Hydrogen+. Pouvez-vous nous parler de votre technologie réversible d’électrolyseur haute température pour la production d’hydrogène décarboné ?
Florence Lambert. La technologie est fondée sur la maîtrise de la physique thermodynamique : plutôt que d’électrolyser de l’eau liquide, nous électrolysons de l’eau vaporisée, ce qui est beaucoup plus efficace. La haute température (700 à 800 degrés) offre un véritable intérêt, car elle permet d’utiliser moins d’énergie pour produire de l’hydrogène. Nous disposons de surchauffeurs pour provoquer la réaction et de boîtes hermétiques ; ensuite, la réaction exothermique fonctionne toute seule. Cette étape de maîtrise thermodynamique nous permet de nous positionner dans des conditions favorables avec 15 % de rendement en plus par rapport à de l’alcalin. Dans l’industrie, marché prioritaire de Genvia, nous avons régulièrement à disposition de la chaleur fatale. À partir de 150 °C de chaleur fatale, vous obtenez ainsi 15 % de rendement supplémentaires. Nous obtenons donc un différentiel de 30 % de rendement au total par rapport aux autres technologies d’électrolyse.
Nous ne sommes pas les seuls à développer cette technologie. En revanche, nous disposons de sérieux atouts avec plus de 40 brevets déposés par le CEA, notre partenaire et actionnaire, ce qui nous place parmi les leaders mondiaux. De plus, nous nous sommes associés avec l’industriel Schlumberger, connu pour son ingénierie et ses sites de production. Genvia a été créé en mars 2021, a commencé à produire en octobre 2021 et aura sa ligne pilote à l’été 2022. Tout va donc très vite. Nous sommes certes encore une entreprise jeune, mais notre partenaire, la région Occitanie, et nos deux autres actionnaires, Vicat et Vinci, nous permettent d’accélérer. La décarbonation de l’industrie est quelque chose de très important. Si l’on veut préserver les emplois locaux, il faut justement pouvoir proposer des solutions de décarbonation ou utiliser l’hydrogène décarboné sur les sites de production. C’est au sein de ces créneaux que nous opérons.
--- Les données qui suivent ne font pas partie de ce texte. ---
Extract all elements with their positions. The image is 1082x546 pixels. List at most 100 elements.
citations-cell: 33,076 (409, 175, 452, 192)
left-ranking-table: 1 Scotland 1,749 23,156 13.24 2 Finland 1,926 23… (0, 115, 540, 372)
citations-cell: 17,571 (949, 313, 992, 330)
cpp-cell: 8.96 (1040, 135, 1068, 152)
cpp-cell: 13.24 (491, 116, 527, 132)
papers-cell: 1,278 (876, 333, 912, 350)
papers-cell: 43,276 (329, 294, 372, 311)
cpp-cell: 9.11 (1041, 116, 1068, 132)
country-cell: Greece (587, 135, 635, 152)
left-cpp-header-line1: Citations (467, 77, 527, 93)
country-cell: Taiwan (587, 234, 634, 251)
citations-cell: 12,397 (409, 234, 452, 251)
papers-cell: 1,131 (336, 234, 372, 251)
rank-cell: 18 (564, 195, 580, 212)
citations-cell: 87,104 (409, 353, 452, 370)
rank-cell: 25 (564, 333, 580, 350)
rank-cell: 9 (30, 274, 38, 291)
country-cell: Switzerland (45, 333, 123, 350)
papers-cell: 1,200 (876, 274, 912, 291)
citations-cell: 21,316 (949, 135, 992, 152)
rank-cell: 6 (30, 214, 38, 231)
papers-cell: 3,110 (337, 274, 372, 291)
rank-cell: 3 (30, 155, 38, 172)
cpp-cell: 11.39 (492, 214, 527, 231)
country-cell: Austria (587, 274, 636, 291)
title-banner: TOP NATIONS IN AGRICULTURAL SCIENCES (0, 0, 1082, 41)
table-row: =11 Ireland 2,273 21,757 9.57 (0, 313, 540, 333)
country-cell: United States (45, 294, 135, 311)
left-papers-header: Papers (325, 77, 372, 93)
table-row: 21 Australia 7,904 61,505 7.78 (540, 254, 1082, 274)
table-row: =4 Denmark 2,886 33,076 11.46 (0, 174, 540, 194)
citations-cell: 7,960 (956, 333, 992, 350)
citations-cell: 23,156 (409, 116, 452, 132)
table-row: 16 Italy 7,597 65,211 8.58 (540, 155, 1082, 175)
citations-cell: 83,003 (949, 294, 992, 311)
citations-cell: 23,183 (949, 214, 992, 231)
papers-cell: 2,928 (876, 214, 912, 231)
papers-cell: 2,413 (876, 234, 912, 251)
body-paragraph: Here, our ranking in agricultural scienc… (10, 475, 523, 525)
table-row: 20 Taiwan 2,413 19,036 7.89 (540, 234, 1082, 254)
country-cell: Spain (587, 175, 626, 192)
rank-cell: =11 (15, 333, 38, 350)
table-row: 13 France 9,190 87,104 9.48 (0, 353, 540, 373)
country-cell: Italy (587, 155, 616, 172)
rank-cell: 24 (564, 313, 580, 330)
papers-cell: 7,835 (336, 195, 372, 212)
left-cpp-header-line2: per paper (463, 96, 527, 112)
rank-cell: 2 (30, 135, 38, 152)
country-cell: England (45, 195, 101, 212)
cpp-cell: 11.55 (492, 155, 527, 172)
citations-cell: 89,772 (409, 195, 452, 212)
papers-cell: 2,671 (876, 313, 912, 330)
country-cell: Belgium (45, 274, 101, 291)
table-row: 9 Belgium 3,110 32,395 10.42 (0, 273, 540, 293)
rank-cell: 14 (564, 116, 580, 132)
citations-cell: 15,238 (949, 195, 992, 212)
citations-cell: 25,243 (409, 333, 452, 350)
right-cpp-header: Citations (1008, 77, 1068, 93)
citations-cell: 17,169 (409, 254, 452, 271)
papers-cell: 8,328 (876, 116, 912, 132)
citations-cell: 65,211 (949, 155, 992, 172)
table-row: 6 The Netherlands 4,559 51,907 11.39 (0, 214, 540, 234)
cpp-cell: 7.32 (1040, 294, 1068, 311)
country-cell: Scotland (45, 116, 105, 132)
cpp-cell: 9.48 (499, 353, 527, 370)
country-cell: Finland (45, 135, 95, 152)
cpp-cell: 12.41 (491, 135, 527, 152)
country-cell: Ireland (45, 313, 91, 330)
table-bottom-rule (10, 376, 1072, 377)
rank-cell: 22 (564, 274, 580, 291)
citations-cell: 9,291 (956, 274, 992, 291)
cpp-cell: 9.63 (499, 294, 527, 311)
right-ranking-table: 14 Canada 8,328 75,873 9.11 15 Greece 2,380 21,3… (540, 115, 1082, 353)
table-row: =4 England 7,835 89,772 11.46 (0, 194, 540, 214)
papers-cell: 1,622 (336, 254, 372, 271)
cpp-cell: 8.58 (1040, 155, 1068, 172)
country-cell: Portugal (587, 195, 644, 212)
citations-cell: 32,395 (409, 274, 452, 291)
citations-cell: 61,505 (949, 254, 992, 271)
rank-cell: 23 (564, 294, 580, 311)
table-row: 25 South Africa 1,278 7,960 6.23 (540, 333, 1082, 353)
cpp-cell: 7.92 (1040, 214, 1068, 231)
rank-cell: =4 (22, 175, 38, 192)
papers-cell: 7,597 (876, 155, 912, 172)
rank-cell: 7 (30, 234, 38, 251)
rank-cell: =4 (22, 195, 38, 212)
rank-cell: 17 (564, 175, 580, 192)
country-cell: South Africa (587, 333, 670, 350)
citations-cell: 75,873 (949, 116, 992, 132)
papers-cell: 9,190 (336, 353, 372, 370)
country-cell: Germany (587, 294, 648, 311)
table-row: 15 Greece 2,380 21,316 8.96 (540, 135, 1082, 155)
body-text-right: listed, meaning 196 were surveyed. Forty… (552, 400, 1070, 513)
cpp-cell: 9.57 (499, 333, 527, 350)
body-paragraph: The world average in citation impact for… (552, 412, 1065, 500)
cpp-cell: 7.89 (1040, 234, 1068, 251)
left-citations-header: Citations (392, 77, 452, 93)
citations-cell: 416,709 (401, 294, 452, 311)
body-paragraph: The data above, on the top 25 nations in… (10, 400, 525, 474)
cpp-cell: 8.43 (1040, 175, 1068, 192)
Quelles sont les prochaines étapes de développement pour Genvia ?
Nous sommes dans une phase de multiples développements avec l’arrivée à maturité de notre technologie, le lancement de la ligne pilote automatisée cet été et l’ouverture de nos premiers démonstrateurs avec nos partenaires dans les deux années qui viennent. Notre gigafactory sera lancée en 2024 et tournera à plein régime en 2029–2030. Elle générera 500 emplois directs et plus du double d’emplois indirects.
Notre travail est intégré dans l’initiative PIIEC hydrogène (projet important d’intérêt européen commun) qui sera lancée cet été. Mais au-delà de sa propre aventure, Genvia doit fédérer les forces et entraîner tout un écosystème, par exemple en créant des emplois à proximité des sites lorsque cela est possible. Nos objectifs sont multiples, et l’un d’entre eux est de nous concentrer sur le développement des écosystèmes locaux, également en ce qui concerne le contenu carbone que nous produisons et que nous voulons rendre vertueux. Or nous avons l’avantage d’être peu dépendants aux matériaux critiques et nos essais pour les recycler sont concluants.